When trying to write some UTF8 data to a file, I end up with some garbage in the file. The code is as follows
public static boolean saveToFile(StringBuffer buffer,
String fileName,
ArrayList exceptionList,
String className)
{
log.debug("In saveToFile for file [" + fileName + "]");
RandomAccessFile raf = null;
File file = new File(fileName);
File backupFile = new File(fileName+"_bck");
try
{
if (file.exists())
{
if (backupFile.exists())
{
backupFile.delete();
}
file.renameTo(backupFile);
}
raf = new RandomAccessFile(file, "rw");
raf.writeBytes(buffer.toString());
raf.close();
The output of buffer.toString() is
<?xml version="1.0" encoding="UTF-8"?>
<ivr>
<version>1.1</version>
<templateName>αβγδεζη
The data in the file however is
<?xml version="1.0" encoding="UTF-8"?>
<ivr>
<version>1.1</version>
<templateName>▒▒▒▒▒▒▒</templateName>
How can I make sure that data i nthe file itself is UTF8
I'm not surpised you get garbage:
raf.writeBytes(buffer.toString())
The documentation for RandomAccessFile.writeBytes(String)
says (emphasis added):
Writes the string to the file as a sequence of bytes. Each character in the string is written out, in sequence, by discarding its high eight bits.

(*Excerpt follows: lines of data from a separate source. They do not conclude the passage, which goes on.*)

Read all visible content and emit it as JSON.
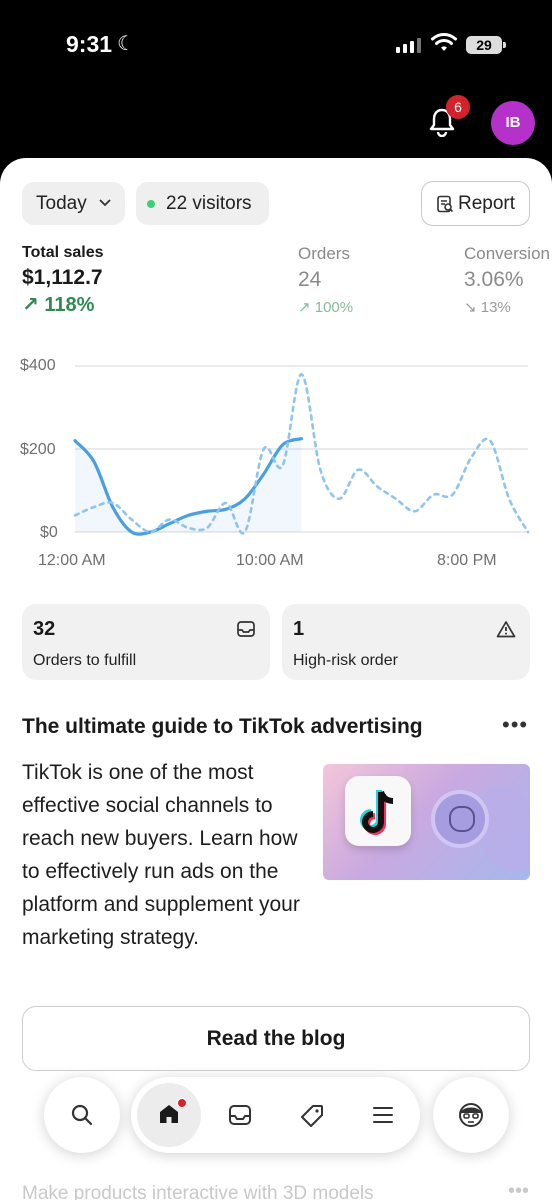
{
  "status": {
    "time": "9:31",
    "battery": "29"
  },
  "header": {
    "notification_count": "6",
    "avatar_initials": "IB"
  },
  "filters": {
    "period": "Today",
    "visitors": "22 visitors",
    "report_label": "Report"
  },
  "metrics": [
    {
      "label": "Total sales",
      "value": "$1,112.7",
      "change": "118%"
    },
    {
      "label": "Orders",
      "value": "24",
      "change": "100%"
    },
    {
      "label": "Conversion",
      "value": "3.06%",
      "change": "13%"
    }
  ],
  "chart_data": {
    "type": "line",
    "y_ticks": [
      "$400",
      "$200",
      "$0"
    ],
    "x_ticks": [
      "12:00 AM",
      "10:00 AM",
      "8:00 PM"
    ],
    "ylim": [
      0,
      400
    ],
    "x_count": 24,
    "series": [
      {
        "style": "solid",
        "values": [
          220,
          170,
          60,
          0,
          0,
          20,
          40,
          50,
          55,
          80,
          140,
          210,
          225,
          null,
          null,
          null,
          null,
          null,
          null,
          null,
          null,
          null,
          null,
          null
        ]
      },
      {
        "style": "dashed",
        "values": [
          40,
          60,
          70,
          30,
          0,
          30,
          10,
          10,
          70,
          0,
          200,
          160,
          380,
          150,
          80,
          150,
          110,
          80,
          50,
          90,
          90,
          180,
          220,
          80,
          0
        ]
      }
    ]
  },
  "cards": [
    {
      "count": "32",
      "label": "Orders to fulfill"
    },
    {
      "count": "1",
      "label": "High-risk order"
    }
  ],
  "guide": {
    "title": "The ultimate guide to TikTok advertising",
    "body": "TikTok is one of the most effective social channels to reach new buyers. Learn how to effectively run ads on the platform and supplement your marketing strategy.",
    "cta": "Read the blog"
  },
  "next_card": {
    "title": "Make products interactive with 3D models"
  },
  "colors": {
    "accent": "#4a9fe0",
    "positive": "#2f8a50",
    "badge": "#d0232b",
    "avatar": "#b432c9"
  }
}
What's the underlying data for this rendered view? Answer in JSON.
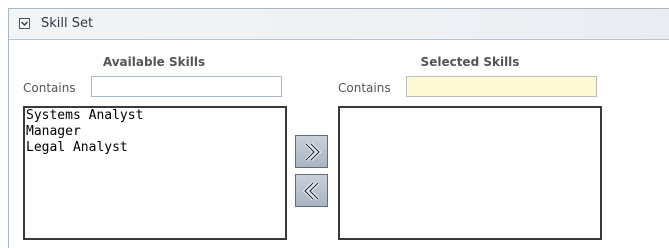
{
  "section": {
    "title": "Skill Set"
  },
  "available": {
    "heading": "Available Skills",
    "contains_label": "Contains",
    "contains_value": "",
    "items": [
      "Systems Analyst",
      "Manager",
      "Legal Analyst"
    ]
  },
  "selected": {
    "heading": "Selected Skills",
    "contains_label": "Contains",
    "contains_value": "",
    "items": []
  },
  "buttons": {
    "add_icon": "double-chevron-right-icon",
    "remove_icon": "double-chevron-left-icon"
  },
  "colors": {
    "selected_filter_bg": "#fefad4",
    "button_bg": "#b8c2ce"
  }
}
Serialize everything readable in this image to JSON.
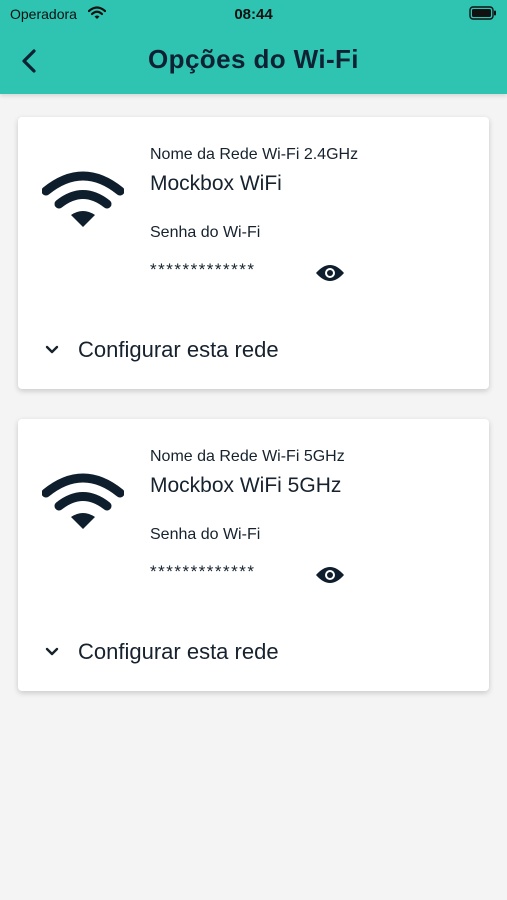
{
  "status_bar": {
    "carrier": "Operadora",
    "time": "08:44"
  },
  "header": {
    "title": "Opções do Wi-Fi",
    "background": "#2ec4b1"
  },
  "networks": [
    {
      "label": "Nome da Rede Wi-Fi 2.4GHz",
      "name": "Mockbox WiFi",
      "password_label": "Senha do Wi-Fi",
      "password_masked": "*************",
      "configure_label": "Configurar esta rede",
      "icon": "wifi-icon"
    },
    {
      "label": "Nome da Rede Wi-Fi 5GHz",
      "name": "Mockbox WiFi 5GHz",
      "password_label": "Senha do Wi-Fi",
      "password_masked": "*************",
      "configure_label": "Configurar esta rede",
      "icon": "wifi-icon"
    }
  ]
}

In a few circumstances, that operation will result in a correctly encoded file. But in most it won't. That writeBytes()
method is a foolish design by the Java developers. You need to correctly encode your text as bytes in UTF-8, and then write those bytes.
Do you really need to operate on the file as a random access file. If not, just manipulate it with a Writer
wrapping an OutputStream
.
You could use Charset.encode(CharBuffer)
to produce a ByteBuffer
holding the encoded bytes, then write those bytes to the file:
raf.write(StandardCharsets.UTF_8.encode(buffer).array());